Speaker biographies
Katherine Haley is the legislative assistant on social policy for U.S. Representative Pete Hoekstra (R-Mich.). She advises Hoekstra on issues including health, education, welfare, and housing, and drafts legislation, talking points, and policy briefs relating to these issues. Her legislative priorities focus on health care and improving patient access to health-care services, as well as advising Hoekstra on education issues related to his responsibilities on the House Committee on Education and Labor.
Doug Mesecar is the acting assistant secretary in the Office of Planning, Evaluation, and Policy Development (OPEPD) at the Department of Education. The OPEPD oversees budget activities, policy planning, and evaluation with Department of Education offices as well as with the Office of Management and Budget, the House and Senate education committees, and state education associations. Mesecar joined the Department of Education in 2003 as chief of staff in the Office of Elementary and Secondary Education. From 2004–05, he was chief of staff in the Office of the Secretary. Prior to joining the Department of Education, Mesecar worked on the House Committee on Education and the Workforce at the time the panel wrote the No Child Left Behind legislation.

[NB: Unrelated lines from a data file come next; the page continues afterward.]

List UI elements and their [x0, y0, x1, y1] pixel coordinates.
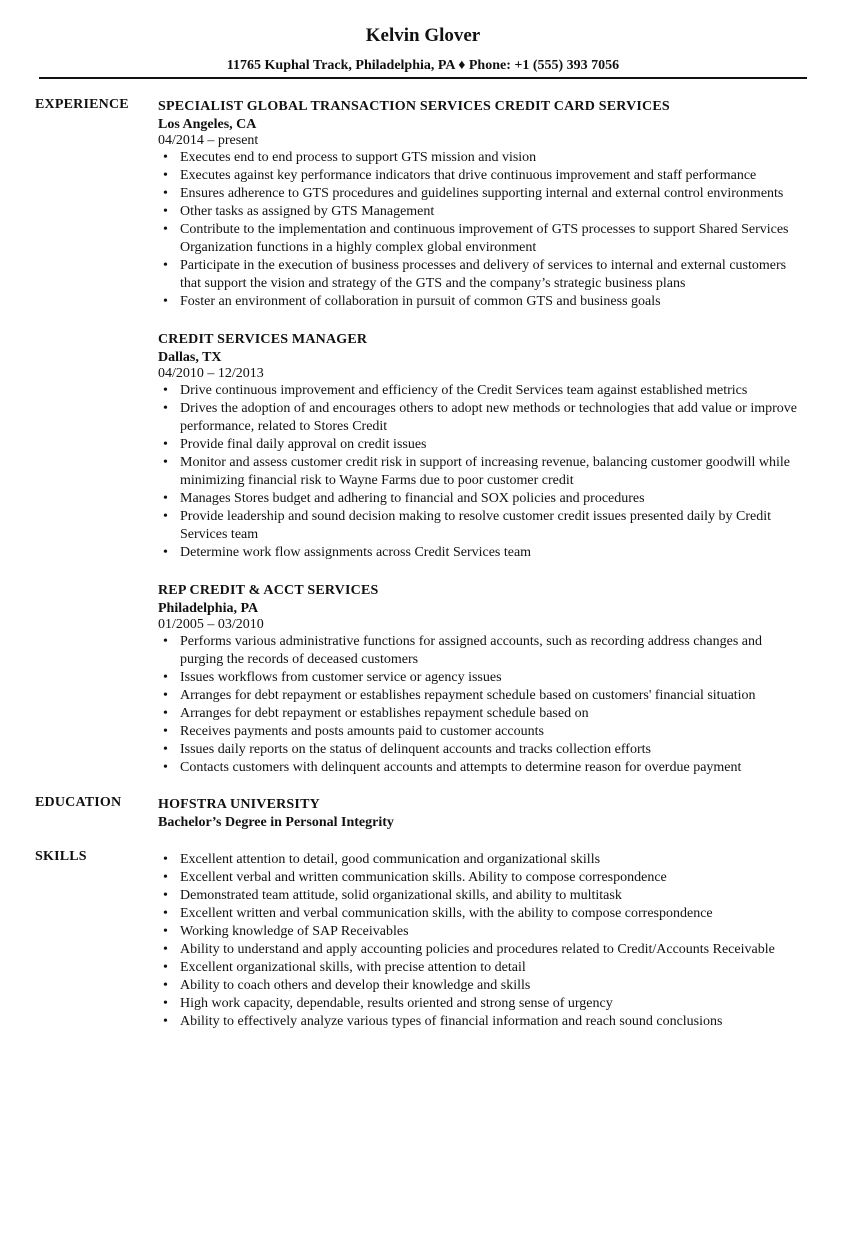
skills-body	[158, 849, 808, 1031]
list-item: • Participate in the execution of business processes and delivery of services to internal and external customers that support the vision and strategy of the GTS and the company’s strategic business plans	[158, 257, 808, 293]
skills-section	[0, 849, 860, 1031]
list-item: • Ability to understand and apply accounting policies and procedures related to Credit/Accounts Receivable	[158, 941, 808, 959]
list-item: • Excellent attention to detail, good communication and organizational skills	[158, 851, 808, 869]
list-item: • Drive continuous improvement and efficiency of the Credit Services team against established metrics	[158, 382, 808, 400]
experience-section	[0, 97, 860, 777]
job-location: Philadelphia, PA	[158, 601, 259, 616]
list-item: • Contribute to the implementation and continuous improvement of GTS processes to support Shared Services Organization functions in a highly complex global environment	[158, 221, 808, 257]
list-item: • Issues workflows from customer service or agency issues	[158, 669, 808, 687]
list-item: • Foster an environment of collaboration in pursuit of common GTS and business goals	[158, 293, 808, 311]
list-item: • Provide final daily approval on credit issues	[158, 436, 808, 454]
candidate-name: Kelvin Glover	[365, 25, 481, 46]
job-bullets	[158, 382, 808, 562]
list-item: • Monitor and assess customer credit risk in support of increasing revenue, balancing customer goodwill while minimizing financial risk to Wayne Farms due to poor customer credit	[158, 454, 808, 490]
job-bullets	[158, 633, 808, 777]
job-dates: 04/2014 – present	[158, 133, 259, 148]
list-item: • Excellent written and verbal communication skills, with the ability to compose correspondence	[158, 905, 808, 923]
list-item: • Ability to coach others and develop their knowledge and skills	[158, 977, 808, 995]
list-item: • Executes end to end process to support GTS mission and vision	[158, 149, 808, 167]
section-title-skills: SKILLS	[35, 849, 87, 864]
job-entry	[158, 330, 808, 562]
list-item: • Drives the adoption of and encourages others to adopt new methods or technologies that add value or improve performance, related to Stores Credit	[158, 400, 808, 436]
job-location: Los Angeles, CA	[158, 117, 257, 132]
job-dates: 01/2005 – 03/2010	[158, 617, 264, 632]
job-location: Dallas, TX	[158, 350, 222, 365]
list-item: • Arranges for debt repayment or establishes repayment schedule based on customers' financial situation	[158, 687, 808, 705]
list-item: • Performs various administrative functions for assigned accounts, such as recording address changes and purging the records of deceased customers	[158, 633, 808, 669]
job-bullets	[158, 149, 808, 311]
list-item: • Excellent verbal and written communication skills. Ability to compose correspondence	[158, 869, 808, 887]
list-item: • Manages Stores budget and adhering to financial and SOX policies and procedures	[158, 490, 808, 508]
list-item: • High work capacity, dependable, results oriented and strong sense of urgency	[158, 995, 808, 1013]
job-title: SPECIALIST GLOBAL TRANSACTION SERVICES CREDIT CARD SERVICES	[158, 99, 670, 114]
list-item: • Excellent organizational skills, with precise attention to detail	[158, 959, 808, 977]
list-item: • Contacts customers with delinquent accounts and attempts to determine reason for overdue payment	[158, 759, 808, 777]
list-item: • Issues daily reports on the status of delinquent accounts and tracks collection efforts	[158, 741, 808, 759]
job-title: CREDIT SERVICES MANAGER	[158, 332, 368, 347]
list-item: • Ensures adherence to GTS procedures and guidelines supporting internal and external control environments	[158, 185, 808, 203]
contact-line: 11765 Kuphal Track, Philadelphia, PA ♦ Phone: +1 (555) 393 7056	[226, 58, 620, 73]
list-item: • Other tasks as assigned by GTS Management	[158, 203, 808, 221]
job-dates: 04/2010 – 12/2013	[158, 366, 264, 381]
section-title-education: EDUCATION	[35, 795, 122, 810]
list-item: • Demonstrated team attitude, solid organizational skills, and ability to multitask	[158, 887, 808, 905]
job-title: REP CREDIT & ACCT SERVICES	[158, 583, 379, 598]
list-item: • Ability to effectively analyze various types of financial information and reach sound conclusions	[158, 1013, 808, 1031]
list-item: • Working knowledge of SAP Receivables	[158, 923, 808, 941]
list-item: • Receives payments and posts amounts paid to customer accounts	[158, 723, 808, 741]
education-body	[158, 795, 808, 831]
list-item: • Executes against key performance indicators that drive continuous improvement and staff performance	[158, 167, 808, 185]
list-item: • Determine work flow assignments across Credit Services team	[158, 544, 808, 562]
list-item: • Arranges for debt repayment or establishes repayment schedule based on	[158, 705, 808, 723]
section-title-experience: EXPERIENCE	[35, 97, 129, 112]
job-entry	[158, 97, 808, 311]
education-section	[0, 795, 860, 831]
header-divider	[39, 77, 807, 79]
experience-body	[158, 97, 808, 777]
resume-body	[0, 97, 860, 1049]
job-entry	[158, 581, 808, 777]
school-name: HOFSTRA UNIVERSITY	[158, 797, 320, 812]
degree: Bachelor’s Degree in Personal Integrity	[158, 815, 394, 830]
skills-list	[158, 849, 808, 1031]
list-item: • Provide leadership and sound decision making to resolve customer credit issues presented daily by Credit Services team	[158, 508, 808, 544]
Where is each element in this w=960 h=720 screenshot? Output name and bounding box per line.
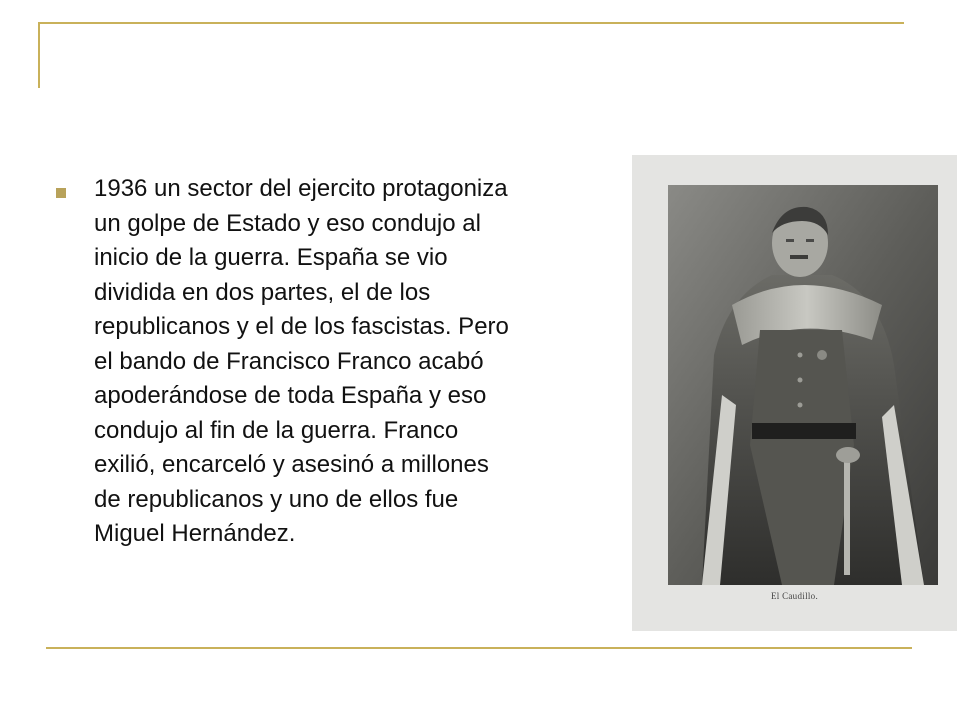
- bullet-item: [56, 172, 616, 552]
- frame-left-rule: [38, 22, 40, 88]
- bullet-text: 1936 un sector del ejercito protagoniza un golpe de Estado y eso condujo al inicio de la guerra. España se vio dividida en dos partes, el de los republicanos y el de los fascistas. Pero el bando de Francisco Franco acabó apoderándose de toda España y eso condujo al fin de la guerra. Franco exilió, encarceló y asesinó a millones de republicanos y uno de ellos fue Miguel Hernández.: [94, 175, 509, 547]
- photo-caption: El Caudillo.: [770, 591, 819, 601]
- square-bullet-icon: [56, 188, 66, 198]
- portrait-photo: [632, 155, 957, 631]
- slide-content: [56, 172, 616, 552]
- portrait-image: [632, 155, 957, 631]
- frame-top-rule: [38, 22, 904, 24]
- frame-bottom-rule: [46, 647, 912, 649]
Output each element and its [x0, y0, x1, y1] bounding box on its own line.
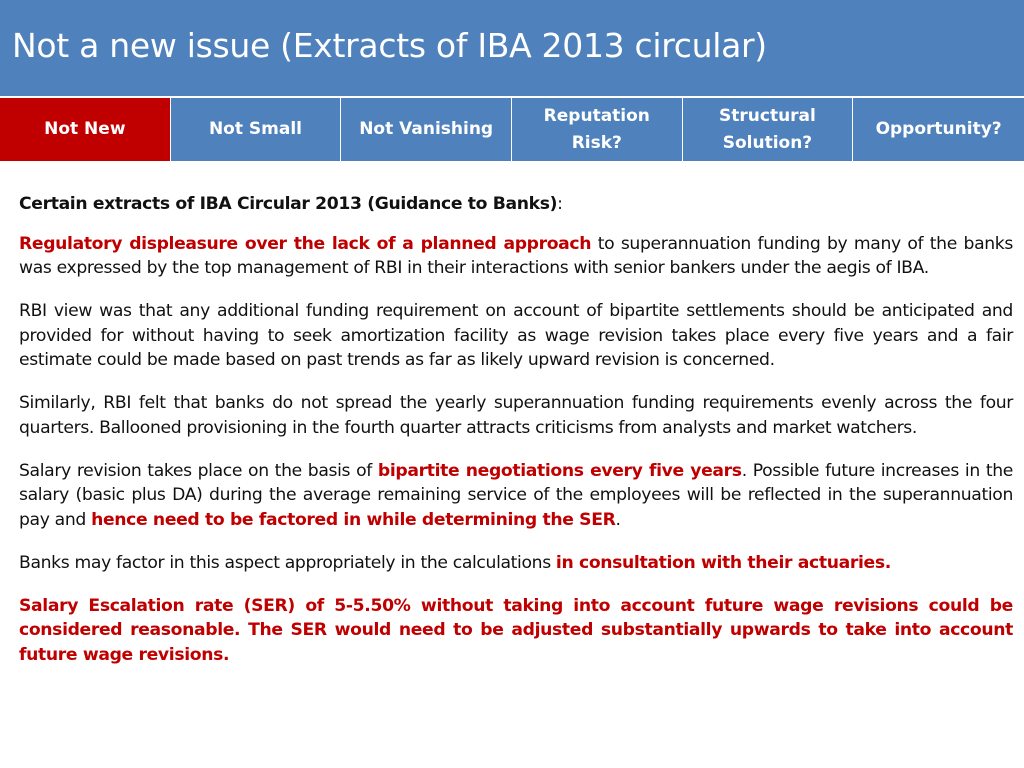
highlight-actuaries: in consultation with their actuaries.	[555, 552, 891, 573]
tab-structural-solution[interactable]: Structural Solution?	[683, 98, 854, 161]
paragraph-quarters: Similarly, RBI felt that banks do not spread the yearly superannuation funding requirements evenly across the four quarters. Ballooned provisioning in the fourth quarter attracts criticisms from analysts and market watchers.	[19, 393, 1013, 438]
tab-opportunity[interactable]: Opportunity?	[853, 98, 1024, 161]
actuaries-text: Banks may factor in this aspect appropriately in the calculations	[19, 552, 556, 573]
salary-text-a: Salary revision takes place on the basis of	[19, 460, 378, 481]
content-body	[19, 192, 1013, 686]
highlight-planned-approach: Regulatory displeasure over the lack of a planned approach	[19, 233, 592, 254]
intro-bold: Certain extracts of IBA Circular 2013 (Guidance to Banks)	[19, 194, 558, 214]
tab-bar	[0, 98, 1024, 161]
paragraph-ser-conclusion: Salary Escalation rate (SER) of 5-5.50% without taking into account future wage revisions could be considered reasonable. The SER would need to be adjusted substantially upwards to take into account future wage revisions.	[19, 595, 1013, 665]
salary-text-c: .	[615, 509, 621, 530]
tab-not-vanishing[interactable]: Not Vanishing	[341, 98, 512, 161]
paragraph-regulatory	[19, 232, 1013, 281]
salary-text-b: . Possible future increases in the salary (basic plus DA) during the average remaining service of the employees will be reflected in the superannuation pay and	[19, 460, 1013, 530]
paragraph-salary-revision	[19, 459, 1013, 533]
highlight-factored-ser: hence need to be factored in while determining the SER	[91, 509, 616, 530]
tab-not-new[interactable]: Not New	[0, 98, 171, 161]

Charles Murray is the W. H. Brady Scholar at AEI. His research areas include culture, human intelligence and social structure, marriage, family and social mores, crime, and libertarianism. Murray first came to national attention in 1984 with the publication of Losing Ground: American Social Policy 1950–1980. This was followed in 1988 by In Pursuit: Of Happiness and Good Government, in 1994 by The Bell Curve: Intelligence and Class Structure in American Life (with Richard J. Herrnstein), in 1997 by What It Means to Be a Libertarian: A Personal Interpretation, and in 2003 by Human Accomplishment: The Pursuit of Excellence in the Arts and Sciences, 800 B.C. to 1950. His latest book is In Our Hands: A Plan to Replace the Welfare State (AEI Press, 2006).
Derek Neal is a professor of economics at the University of Chicago. He served on the faculty board at University of Wisconsin from 1998–2001. He served as an advisory editor for Economics Letters and as a co-editor for the Journal of Human Resources, and is currently editor in chief of the Journal of Labor Economics. In late 2006, he began work on a project with Diane Whitmore Schanzenbach to evaluate what can be learned about the likely effects of the No Child Left Behind Act from individual data on high-stakes testing outcomes in Chicago public schools.
Henry Olsen is vice president and director of the National Research Initiative (NRI). He disseminates and publicizes the Institute’s work to the academic community, works with AEI’s visiting, adjunct, and NRI research fellows, commissions and supervises NRI projects, and oversees the production of NRI publications. Mr. Olsen previously served as vice president for programs at the Manhattan Institute and as a judicial clerk to the chief judge of the U.S. Court of Appeals for the Sixth Circuit Danny J. Boggs.
Susan Traiman is the director of education and workforce policy at the Business Roundtable. She oversees activities for chief executive officers of leading corporations interested in improving education performance and workforce competitiveness in the United States. Previously, Traiman was the education policies studies director at the National Governors Association, where she coordinated assistance to governors in developing and implementing systemic education reform strategies. She was also a senior associate with the U.S. Department of Education’s Office of Educational Research and Improvement, and served on the staff of the National Commission on Excellence in Education.